『青い夜』
この画の煩雑さ、一日の終わり休息のひと時はまだ時間を持て余している。横広の画面の並列は続く連鎖の空間を暗示し、安堵に伴うそれぞれの思惑が交差している。
山の上の景である、背景は海のうねりではない。青い空は晩夏の月の夜ではないか。日本の提灯が頭上から照らしている異国情緒あふれる店のテラス。
右端の男女、女はその片手を下ろせば胸が開ける、男を誘っている、しかし男はその誘いに肯きかね迷っている。男の頬が赤いのは酒のせいであり、理性の有無は曖昧である。
白い服のピエロは、興行の収支を計算しているのかタバコを加えながらも厳しい表情ある。その前に見える肩章の着衣の男と芸術家風の男は何を語り合っているのだろう、予測は掴めないが全く異なる職種の相席である。

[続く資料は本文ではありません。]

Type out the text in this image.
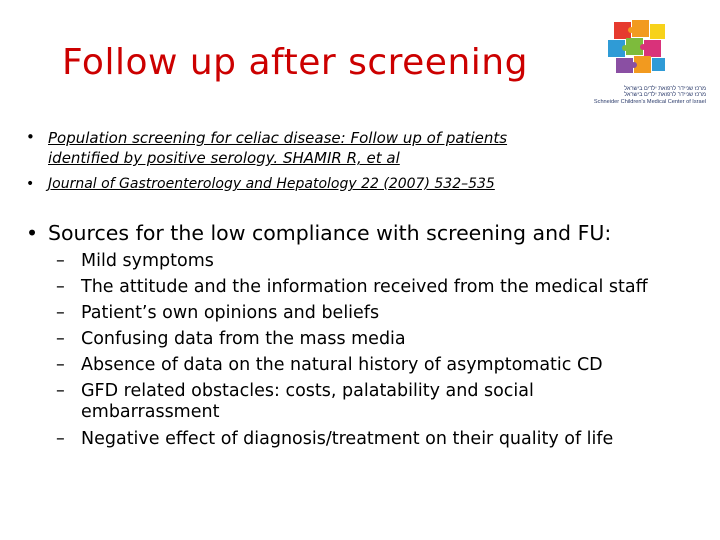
Follow up after screening
מרכז שניידר לרפואת ילדים בישראל
מרכז שניידר לרפואת ילדים בישראל
Schneider Children's Medical Center of Israel
• Population screening for celiac disease: Follow up of patients
identified by positive serology. SHAMIR R, et al
• Journal of Gastroenterology and Hepatology 22 (2007) 532–535
• Sources for the low compliance with screening and FU:
– Mild symptoms
– The attitude and the information received from the medical staff
– Patient’s own opinions and beliefs
– Confusing data from the mass media
– Absence of data on the natural history of asymptomatic CD
– GFD related obstacles: costs, palatability and social
embarrassment
– Negative effect of diagnosis/treatment on their quality of life
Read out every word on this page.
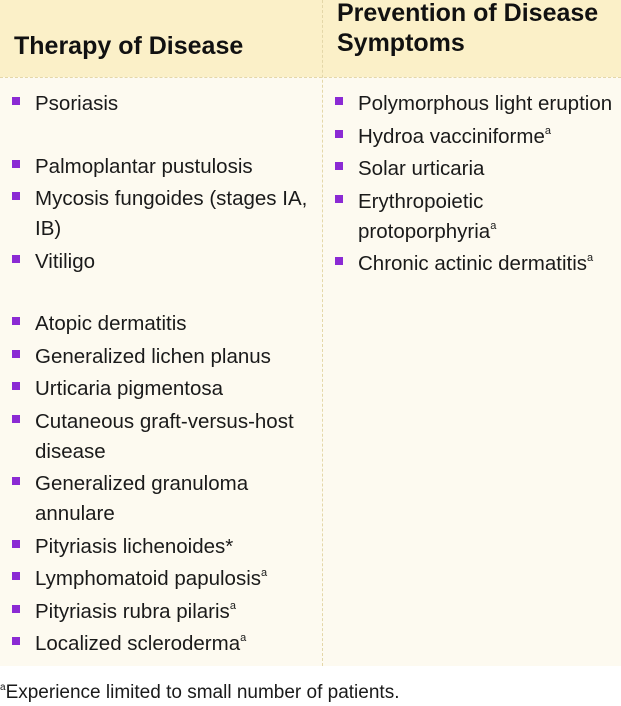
Therapy of Disease
Prevention of Disease
Symptoms
Psoriasis
Palmoplantar pustulosis
Mycosis fungoides (stages IA, IB)
Vitiligo
Atopic dermatitis
Generalized lichen planus
Urticaria pigmentosa
Cutaneous graft-versus-host disease
Generalized granuloma annulare
Pityriasis lichenoides*
Lymphomatoid papulosis$^a$
Pityriasis rubra pilaris$^a$
Localized scleroderma$^a$
Polymorphous light eruption
Hydroa vacciniforme$^a$
Solar urticaria
Erythropoietic protoporphyria$^a$
Chronic actinic dermatitis$^a$
$^a$Experience limited to small number of patients.
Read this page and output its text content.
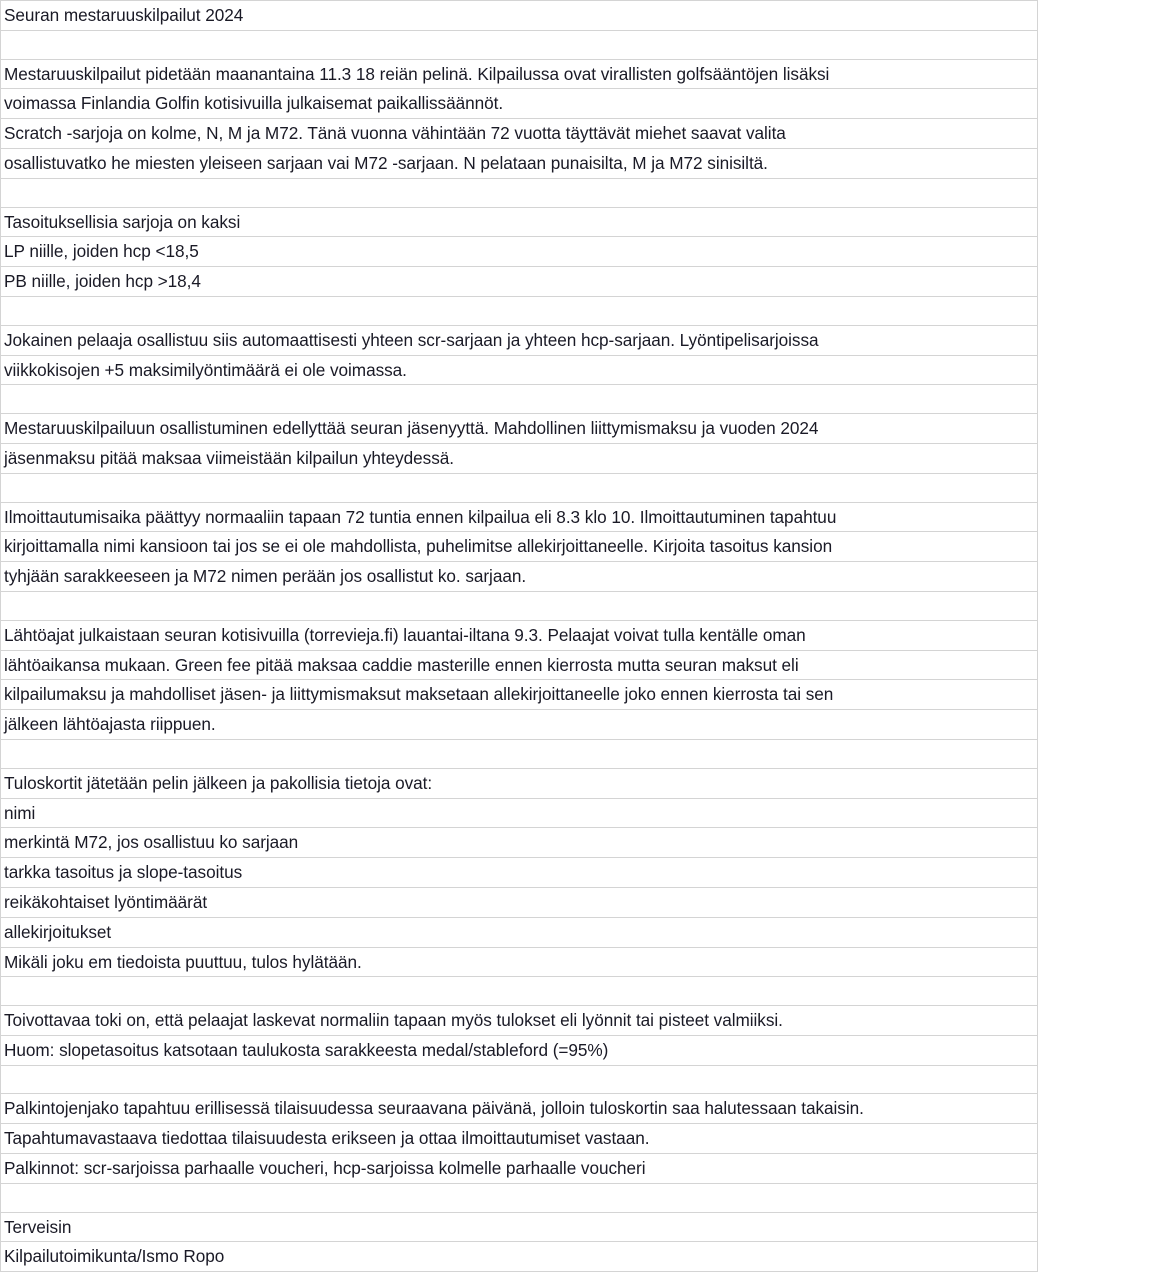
Seuran mestaruuskilpailut 2024

Mestaruuskilpailut pidetään maanantaina 11.3 18 reiän pelinä. Kilpailussa ovat virallisten golfsääntöjen lisäksi

voimassa Finlandia Golfin kotisivuilla julkaisemat paikallissäännöt.

Scratch -sarjoja on kolme, N, M ja M72. Tänä vuonna vähintään 72 vuotta täyttävät miehet saavat valita

osallistuvatko he miesten yleiseen sarjaan vai M72 -sarjaan. N pelataan punaisilta, M ja M72 sinisiltä.

Tasoituksellisia sarjoja on kaksi

LP niille, joiden hcp <18,5

PB niille, joiden hcp >18,4

Jokainen pelaaja osallistuu siis automaattisesti yhteen scr-sarjaan ja yhteen hcp-sarjaan. Lyöntipelisarjoissa

viikkokisojen +5 maksimilyöntimäärä ei ole voimassa.

Mestaruuskilpailuun osallistuminen edellyttää seuran jäsenyyttä. Mahdollinen liittymismaksu ja vuoden 2024

jäsenmaksu pitää maksaa viimeistään kilpailun yhteydessä.

Ilmoittautumisaika päättyy normaaliin tapaan 72 tuntia ennen kilpailua eli 8.3 klo 10. Ilmoittautuminen tapahtuu

kirjoittamalla nimi kansioon tai jos se ei ole mahdollista, puhelimitse allekirjoittaneelle. Kirjoita tasoitus kansion

tyhjään sarakkeeseen ja M72 nimen perään jos osallistut ko. sarjaan.

Lähtöajat julkaistaan seuran kotisivuilla (torrevieja.fi) lauantai-iltana 9.3. Pelaajat voivat tulla kentälle oman

lähtöaikansa mukaan. Green fee pitää maksaa caddie masterille ennen kierrosta mutta seuran maksut eli

kilpailumaksu ja mahdolliset jäsen- ja liittymismaksut maksetaan allekirjoittaneelle joko ennen kierrosta tai sen

jälkeen lähtöajasta riippuen.

Tuloskortit jätetään pelin jälkeen ja pakollisia tietoja ovat:

nimi

merkintä M72, jos osallistuu ko sarjaan

tarkka tasoitus ja slope-tasoitus

reikäkohtaiset lyöntimäärät

allekirjoitukset

Mikäli joku em tiedoista puuttuu, tulos hylätään.

Toivottavaa toki on, että pelaajat laskevat normaliin tapaan myös tulokset eli lyönnit tai pisteet valmiiksi.

Huom: slopetasoitus katsotaan taulukosta sarakkeesta medal/stableford (=95%)

Palkintojenjako tapahtuu erillisessä tilaisuudessa seuraavana päivänä, jolloin tuloskortin saa halutessaan takaisin.

Tapahtumavastaava tiedottaa tilaisuudesta erikseen ja ottaa ilmoittautumiset vastaan.

Palkinnot: scr-sarjoissa parhaalle voucheri, hcp-sarjoissa kolmelle parhaalle voucheri

Terveisin

Kilpailutoimikunta/Ismo Ropo
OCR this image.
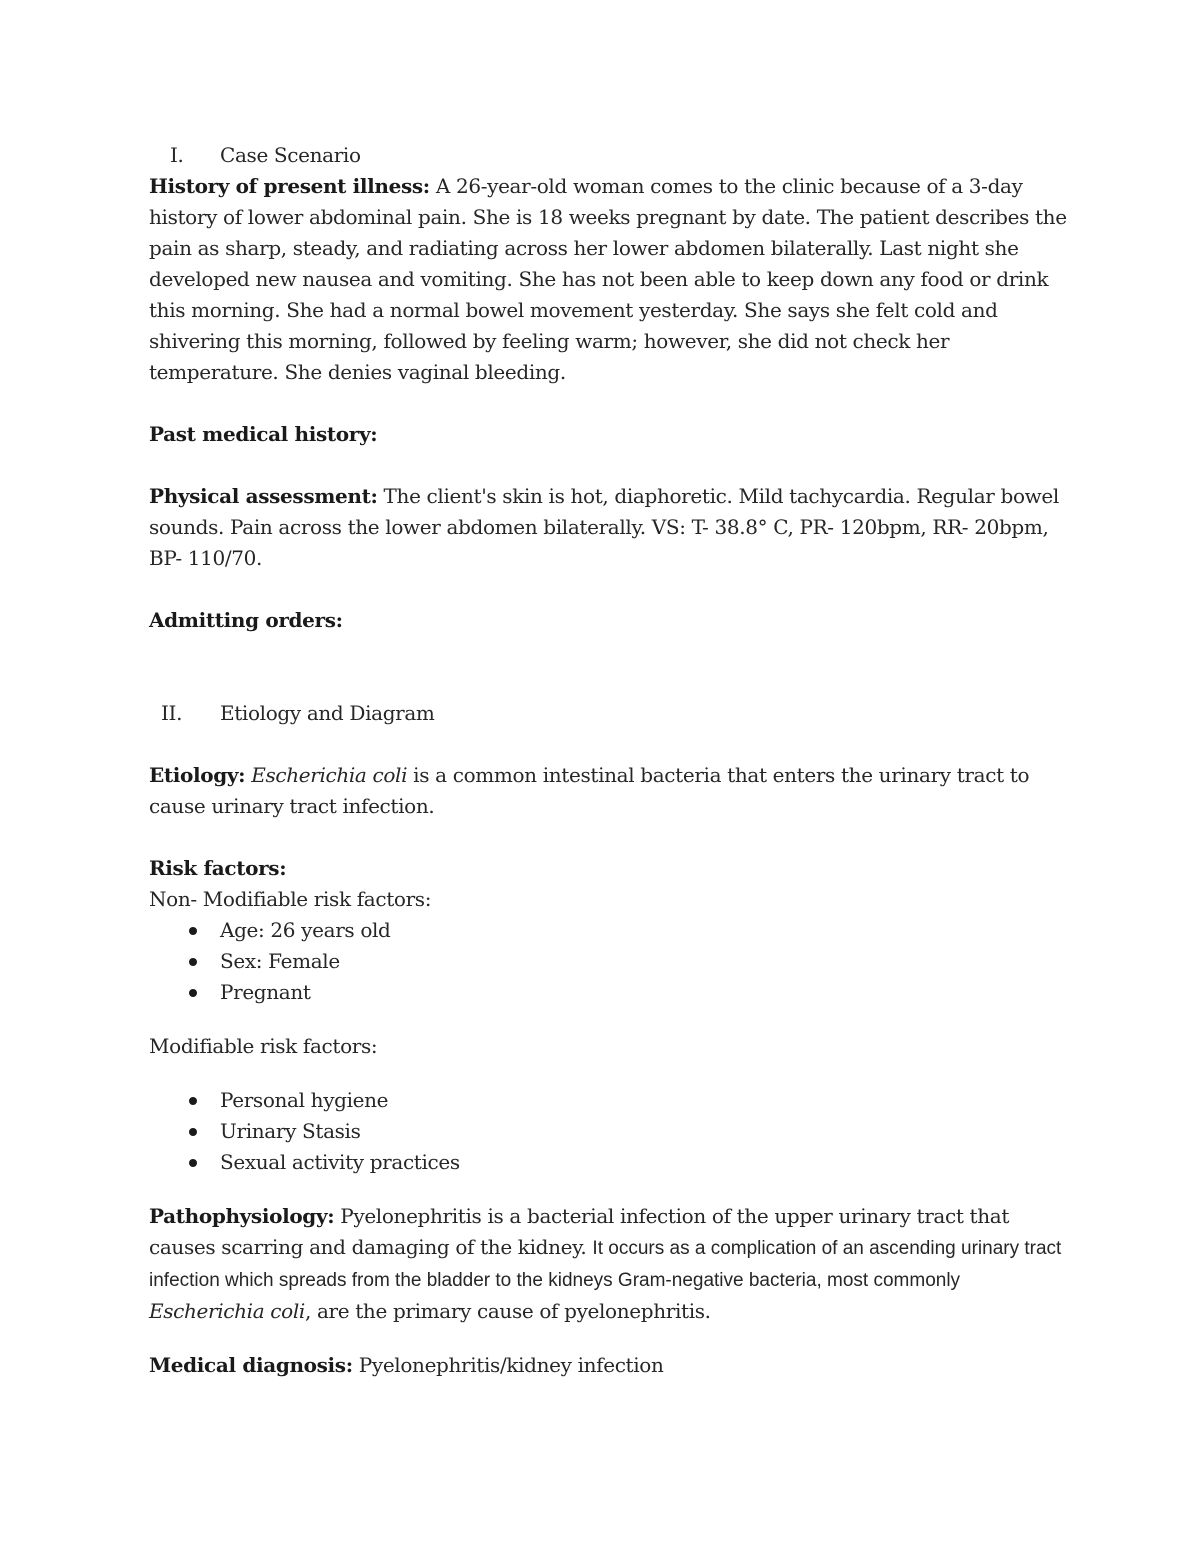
I. Case Scenario

History of present illness: A 26-year-old woman comes to the clinic because of a 3-day history of lower abdominal pain. She is 18 weeks pregnant by date. The patient describes the pain as sharp, steady, and radiating across her lower abdomen bilaterally. Last night she developed new nausea and vomiting. She has not been able to keep down any food or drink this morning. She had a normal bowel movement yesterday. She says she felt cold and shivering this morning, followed by feeling warm; however, she did not check her temperature. She denies vaginal bleeding.

Past medical history:

Physical assessment: The client's skin is hot, diaphoretic. Mild tachycardia. Regular bowel sounds. Pain across the lower abdomen bilaterally. VS: T- 38.8° C, PR- 120bpm, RR- 20bpm, BP- 110/70.

Admitting orders:

II. Etiology and Diagram

Etiology: Escherichia coli is a common intestinal bacteria that enters the urinary tract to cause urinary tract infection.

Risk factors:

Non- Modifiable risk factors:

Age: 26 years old
Sex: Female
Pregnant

Modifiable risk factors:

Personal hygiene
Urinary Stasis
Sexual activity practices

Pathophysiology: Pyelonephritis is a bacterial infection of the upper urinary tract that causes scarring and damaging of the kidney. It occurs as a complication of an ascending urinary tract infection which spreads from the bladder to the kidneys Gram-negative bacteria, most commonly Escherichia coli, are the primary cause of pyelonephritis.

Medical diagnosis: Pyelonephritis/kidney infection
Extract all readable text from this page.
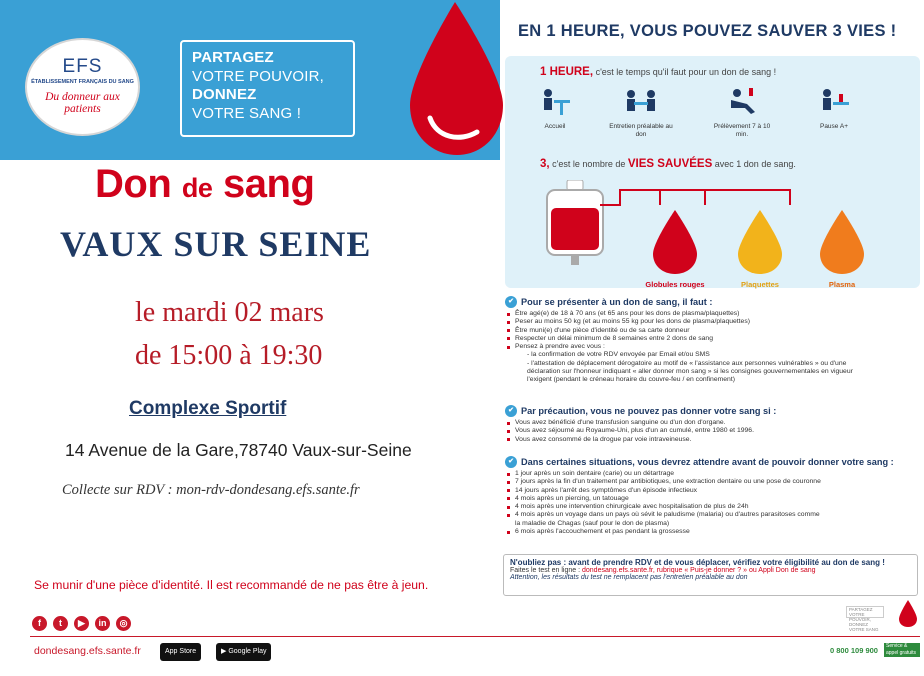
EFS
ÉTABLISSEMENT FRANÇAIS DU SANG
Du donneur aux patients
PARTAGEZ
VOTRE POUVOIR,
DONNEZ
VOTRE SANG !
Don de sang
VAUX SUR SEINE
le mardi 02 mars
de 15:00 à 19:30
Complexe Sportif
14 Avenue de la Gare,78740 Vaux-sur-Seine
Collecte sur RDV : mon-rdv-dondesang.efs.sante.fr
Se munir d'une pièce d'identité. Il est recommandé de ne pas être à jeun.
f t ▶ in ◎
dondesang.efs.sante.fr	App Store	▶ Google Play	0 800 109 900	Service & appel gratuits
EN 1 HEURE, VOUS POUVEZ SAUVER 3 VIES !
1 HEURE, c'est le temps qu'il faut pour un don de sang !
Accueil	Entretien préalable au don
Prélèvement 7 à 10 min.
Pause A+
3, c'est le nombre de VIES SAUVÉES avec 1 don de sang.
Globules rouges	Plaquettes	Plasma
✔ Pour se présenter à un don de sang, il faut :
Être agé(e) de 18 à 70 ans (et 65 ans pour les dons de plasma/plaquettes)
Peser au moins 50 kg (et au moins 55 kg pour les dons de plasma/plaquettes)
Être muni(e) d'une pièce d'identité ou de sa carte donneur
Respecter un délai minimum de 8 semaines entre 2 dons de sang
Pensez à prendre avec vous :
- la confirmation de votre RDV envoyée par Email et/ou SMS
- l'attestation de déplacement dérogatoire au motif de « l'assistance aux personnes vulnérables » ou d'une
déclaration sur l'honneur indiquant « aller donner mon sang » si les consignes gouvernementales en vigueur
l'exigent (pendant le créneau horaire du couvre-feu / en confinement)
✔ Par précaution, vous ne pouvez pas donner votre sang si :
Vous avez bénéficié d'une transfusion sanguine ou d'un don d'organe.
Vous avez séjourné au Royaume-Uni, plus d'un an cumulé, entre 1980 et 1996.
Vous avez consommé de la drogue par voie intraveineuse.
✔ Dans certaines situations, vous devrez attendre avant de pouvoir donner votre sang :
1 jour après un soin dentaire (carie) ou un détartrage
7 jours après la fin d'un traitement par antibiotiques, une extraction dentaire ou une pose de couronne
14 jours après l'arrêt des symptômes d'un épisode infectieux
4 mois après un piercing, un tatouage
4 mois après une intervention chirurgicale avec hospitalisation de plus de 24h
4 mois après un voyage dans un pays où sévit le paludisme (malaria) ou d'autres parasitoses comme
la maladie de Chagas (sauf pour le don de plasma)
6 mois après l'accouchement et pas pendant la grossesse
N'oubliez pas : avant de prendre RDV et de vous déplacer, vérifiez votre éligibilité au don de sang !
Faites le test en ligne : dondesang.efs.sante.fr, rubrique « Puis-je donner ? » ou Appli Don de sang
Attention, les résultats du test ne remplacent pas l'entretien préalable au don
PARTAGEZ VOTRE POUVOIR, DONNEZ VOTRE SANG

肩章(軍人・警察官などの階級章)の男を上から窺う女はこの店の女将かもしれない。肩章の男は彼女を見ているかもしれない。(どのような目つきで?)少々の不安はあるが、どこからでも来い!という風情である。
左端の男は寛いだ表情で誰かと話している、商談かも知れないし、単なる日常会話に過ぎないかもしれない。
この画にはこの空間でしか描けない猥雑さがある。各人の心理の交錯、入り混じった空気の日常性は幾つもの物語を孕みつつ同時性の中に集合、あるいは拡散している。